C’è un altro aspetto che credo non vada 
    sottovalutato, e che non dipende strettamente dalle scelte di 
    Trump. L’elezione del nuovo presidente americano ha sollevato 
    gli entusiasmi della destra israeliana, in particolare quella 
    che rappresenta gli interessi di chi vive in West Bank e guarda 
    con favore, quando non appoggia esplicitamente, le imprese dei 
    “ragazzi delle colline” e l’edificazione sistematica di 
    insediamenti illegali. L’aspettativa di una porzione rilevante 
    del Paese è stata galvanizzata vedendo Trump alla Casa Bianca, e 
    questo ha contribuito a creare un clima in cui scelte fino a 
    poco tempo fa impensabili si sono trasformate in proposte 
    politiche concrete. Dubito che il Parlamento israeliano tre mesi 
    or sono avrebbe votato a favore di un provvedimento per la 
    legalizzazione degli insediamenti ebraici su terre private 
    palestinesi. Lo ha fatto invece appena tre settimane dopo 
    l’insediamento di Trump grazie a 60 voti favorevoli (52 i 
    contrari) a una legge retroattiva che, pur prevedendo una 
    compensazione del 125% del valore dei terreni espropriati, è in 
    tutta evidenza arbitraria, e che peraltro offre nuovi spunti 
    alle numerose e unilaterali iniziative di delegittimazione di 
    Israele promosse dai palestinesi e non solo.

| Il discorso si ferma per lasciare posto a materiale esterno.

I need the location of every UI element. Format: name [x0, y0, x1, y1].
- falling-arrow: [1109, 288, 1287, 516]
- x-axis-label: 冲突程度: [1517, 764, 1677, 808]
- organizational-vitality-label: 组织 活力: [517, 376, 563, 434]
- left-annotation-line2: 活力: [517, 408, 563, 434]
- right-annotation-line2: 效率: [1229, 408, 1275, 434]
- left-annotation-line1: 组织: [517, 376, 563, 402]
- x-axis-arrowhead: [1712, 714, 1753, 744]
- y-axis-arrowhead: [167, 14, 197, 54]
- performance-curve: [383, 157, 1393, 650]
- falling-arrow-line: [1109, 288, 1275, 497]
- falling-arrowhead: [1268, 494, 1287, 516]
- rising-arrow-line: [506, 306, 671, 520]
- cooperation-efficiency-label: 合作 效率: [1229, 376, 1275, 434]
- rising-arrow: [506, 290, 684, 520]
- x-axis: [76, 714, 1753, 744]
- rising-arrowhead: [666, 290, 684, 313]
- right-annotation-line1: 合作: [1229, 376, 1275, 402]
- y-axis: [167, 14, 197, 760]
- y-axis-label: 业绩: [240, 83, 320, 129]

Piaccia o no, già le nomine e le prime 
    scelte di Trump sono state molto divisive e particolarmente 
    contestate. Non so dire se in futuro questa tendenza verrà 
    esasperata o al contrario contenuta. Non so neppure se Trump 
    procederà davvero fino in fondo alla demolizione sistematica 
    dell’opera del suo predecessore Obama e allo spostamento 
    dell’ambasciata americana da Tel Aviv a Gerusalemme, come 
    promesso in campagna elettorale. In ogni caso, mi sembra un 
    azzardo puntare tutto su un solo attore, soprattutto con queste 
    premesse. E invece Netanyahu e il governo israeliano sembrano 
    essere saltati sul carro di Trump senza pensarci due volte. Se 
    non scenderanno presto, e non sembrano intenzionati a farlo, è 
    possibile che il giorno in cui lo vorranno non sarà più 
    possibile, almeno in modo indolore, e che Israele rimanga legata 
    a filo doppio alla parabola dell’attuale presidente degli Stati 
    Uniti, ai suoi altari ma anche alla sua polvere.
L’opposizione a Trump e lo sconforto per le 
    sue scelte sono destinati a crescere negli Stati Uniti: non solo 
    tra quanti sono già stati colpiti dalle decisioni del nuovo 
    presidente, ma anche all’interno dei quadri dei partiti 
    democratico e repubblicano, in cui lo stile di Trump è visto 
    molto negativamente. Previsioni troppo nere per il fresco 
    vincitore contro tutto e tutti? Può darsi, ma un dato è certo: 
    fra quattro anni gli statunitensi tornano al voto. Vince 
    nuovamente Trump? La parola fine sarà spostata fra otto anni. 
    Non so quanto possa durare l’epoca di Trump, ma una cosa va 
    oltre ogni ragionevole dubbio: come ha avuto termine il regno di 
    Creso, anche quello di Trump un giorno finirà. “Domani è un 
    altro giorno” è formula un po’ stantia che assolve di solito a 
    scopi autoconsolatori. È un’altra la frase che i sostenitori più 
    strenui di Trump dovrebbero fare propria per evitare in 
    incorrere in errori fatali: “C’è sempre un domani”.